"The whole world is watching," antiwar demonstrators shouted during the 1968 Democratic National Convention in Chicago as Mayor Daley's shock troops sprayed them with tear gas and clubbed them like baby seals. And they were right, the whole world was watching, via television - a cataclysmic moment in the country's slide into rebellion and repression. The war in Vietnam had activated a generation of Americans who probably weren't going to grow up to be like their parents anyway. And Chicago, where the liberal establishment was gathering to select a presidential candidate, seemed like a good place to take a stand, bring down a government or at least have a party. Nobody expected it to be a walk in the park, but who could have expected the greeting that Daley had prepared for them? Not without a little provocation, the City of Big Shoulders bared its fangs and went to work.
Those four days have taken their rightful place in the history books, but what if you don't like to read history? Well, then you might want to give Chicago 10 a try. As tense and chaotic as the events themselves, Brett Morgen's documentary is founded on the principle that today's youth (his projected audience, he says) are willing to hear about yesterday's youth as long as you speak to them in today's language. Nobody needs another talking-heads conclave about "the Sixties," so Morgen has gone creative on us, combining more found footage than I knew existed with an animated docudrama of the conspiracy trial that followed the events in August. "History repeating itself as farce," some said about the show trial of the century, where Abbie Hoffman and Jerry Rubin took pot shots at the American justice system. Needless to say, the American justice system took some shots of its own.

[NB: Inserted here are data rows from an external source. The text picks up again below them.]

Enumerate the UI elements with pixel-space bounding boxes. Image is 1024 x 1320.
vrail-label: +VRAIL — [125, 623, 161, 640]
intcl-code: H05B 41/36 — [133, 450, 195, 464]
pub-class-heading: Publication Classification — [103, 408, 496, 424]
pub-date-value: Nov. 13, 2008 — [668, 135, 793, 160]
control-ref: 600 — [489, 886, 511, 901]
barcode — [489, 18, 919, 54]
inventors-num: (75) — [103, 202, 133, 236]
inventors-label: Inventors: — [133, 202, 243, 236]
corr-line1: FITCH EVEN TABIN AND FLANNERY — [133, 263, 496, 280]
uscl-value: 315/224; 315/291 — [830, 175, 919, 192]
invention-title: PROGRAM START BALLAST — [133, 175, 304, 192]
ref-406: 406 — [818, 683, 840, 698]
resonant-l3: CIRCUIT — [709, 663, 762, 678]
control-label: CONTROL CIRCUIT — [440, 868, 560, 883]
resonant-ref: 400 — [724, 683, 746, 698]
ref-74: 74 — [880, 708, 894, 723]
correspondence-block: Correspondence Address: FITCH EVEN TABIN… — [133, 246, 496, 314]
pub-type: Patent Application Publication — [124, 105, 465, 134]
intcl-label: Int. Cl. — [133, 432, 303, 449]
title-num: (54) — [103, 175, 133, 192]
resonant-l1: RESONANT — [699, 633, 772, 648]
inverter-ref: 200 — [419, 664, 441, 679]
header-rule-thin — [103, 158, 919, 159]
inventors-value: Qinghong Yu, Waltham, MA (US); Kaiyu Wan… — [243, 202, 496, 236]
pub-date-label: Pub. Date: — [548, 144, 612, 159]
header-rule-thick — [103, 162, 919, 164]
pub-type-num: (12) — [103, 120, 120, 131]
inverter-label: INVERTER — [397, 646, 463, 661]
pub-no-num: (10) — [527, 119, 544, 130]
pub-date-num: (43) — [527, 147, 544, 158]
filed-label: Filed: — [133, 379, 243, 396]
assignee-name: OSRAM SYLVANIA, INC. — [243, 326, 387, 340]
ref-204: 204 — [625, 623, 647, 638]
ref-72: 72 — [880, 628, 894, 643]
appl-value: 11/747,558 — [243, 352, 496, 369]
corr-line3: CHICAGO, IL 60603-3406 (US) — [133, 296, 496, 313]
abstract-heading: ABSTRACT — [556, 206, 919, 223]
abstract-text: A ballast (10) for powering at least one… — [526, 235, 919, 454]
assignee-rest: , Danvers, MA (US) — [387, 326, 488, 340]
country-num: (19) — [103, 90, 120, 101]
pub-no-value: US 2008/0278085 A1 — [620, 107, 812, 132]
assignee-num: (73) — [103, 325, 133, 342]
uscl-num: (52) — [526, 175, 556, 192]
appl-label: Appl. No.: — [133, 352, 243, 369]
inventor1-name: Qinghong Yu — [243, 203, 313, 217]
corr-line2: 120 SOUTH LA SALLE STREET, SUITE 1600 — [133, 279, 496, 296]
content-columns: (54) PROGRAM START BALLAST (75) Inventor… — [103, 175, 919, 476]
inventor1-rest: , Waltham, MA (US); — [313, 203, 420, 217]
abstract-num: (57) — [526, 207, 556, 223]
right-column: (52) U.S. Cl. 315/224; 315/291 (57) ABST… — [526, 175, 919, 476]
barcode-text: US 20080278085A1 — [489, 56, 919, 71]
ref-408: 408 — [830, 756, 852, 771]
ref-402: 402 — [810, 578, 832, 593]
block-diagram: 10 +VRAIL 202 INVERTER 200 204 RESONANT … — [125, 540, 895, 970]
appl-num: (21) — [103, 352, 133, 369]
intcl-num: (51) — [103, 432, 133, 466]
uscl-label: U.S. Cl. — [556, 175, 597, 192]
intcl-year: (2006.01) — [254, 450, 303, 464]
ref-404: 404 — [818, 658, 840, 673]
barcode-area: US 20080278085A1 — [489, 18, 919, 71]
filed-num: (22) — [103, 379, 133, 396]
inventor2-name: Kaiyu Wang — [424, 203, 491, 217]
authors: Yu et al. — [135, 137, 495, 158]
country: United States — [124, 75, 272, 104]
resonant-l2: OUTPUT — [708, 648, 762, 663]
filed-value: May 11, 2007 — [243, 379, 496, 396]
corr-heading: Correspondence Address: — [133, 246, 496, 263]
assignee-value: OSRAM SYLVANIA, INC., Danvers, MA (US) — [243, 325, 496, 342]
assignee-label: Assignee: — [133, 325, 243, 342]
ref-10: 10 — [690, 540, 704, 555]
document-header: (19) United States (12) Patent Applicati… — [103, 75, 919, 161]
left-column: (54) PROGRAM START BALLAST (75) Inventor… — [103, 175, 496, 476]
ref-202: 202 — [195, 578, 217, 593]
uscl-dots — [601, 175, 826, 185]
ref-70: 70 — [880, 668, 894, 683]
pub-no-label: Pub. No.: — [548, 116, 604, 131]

And until now, all we've had were the 22,000 pages of transcripts, this particular episode of the revolution not having been televised. But Morgen has turned it into a political cartoon, which, in a way, it already was. For Hoffman and Rubin more or less invented guerrilla theater on the spot, showing up in court wearing judicial robes one day and then, when ordered to remove them, revealing the police uniforms they had on underneath. How'd they get away with it? They didn't. All the defendants, plus their two lawyers (hence the Chicago 10), were cited for contempt. And Bobby Seale, for insisting on his right to defend himself, was chained to his seat and gagged. So much for order in the court, and by animating the proceedings Morgen has brought out the trial's Looney Tunes quality. But the stop-motion animation itself is rather stiff, which is surely not how it felt to sit in that courtroom.
Otherwise, Morgen does a pretty good job of meshing how things must have felt back then with how things feel from here. He puts Eminem, the Beastie Boys and Rage Against the Machine on the soundtrack instead of those golden oldies we're so used to hearing, and the effect is surprisingly moving, the way it ties the two generations together. At its best moments, Chicago 10 feels like a drug-induced fantasia - an acid trip down Memory Lane, with moments of pure Ecstasy.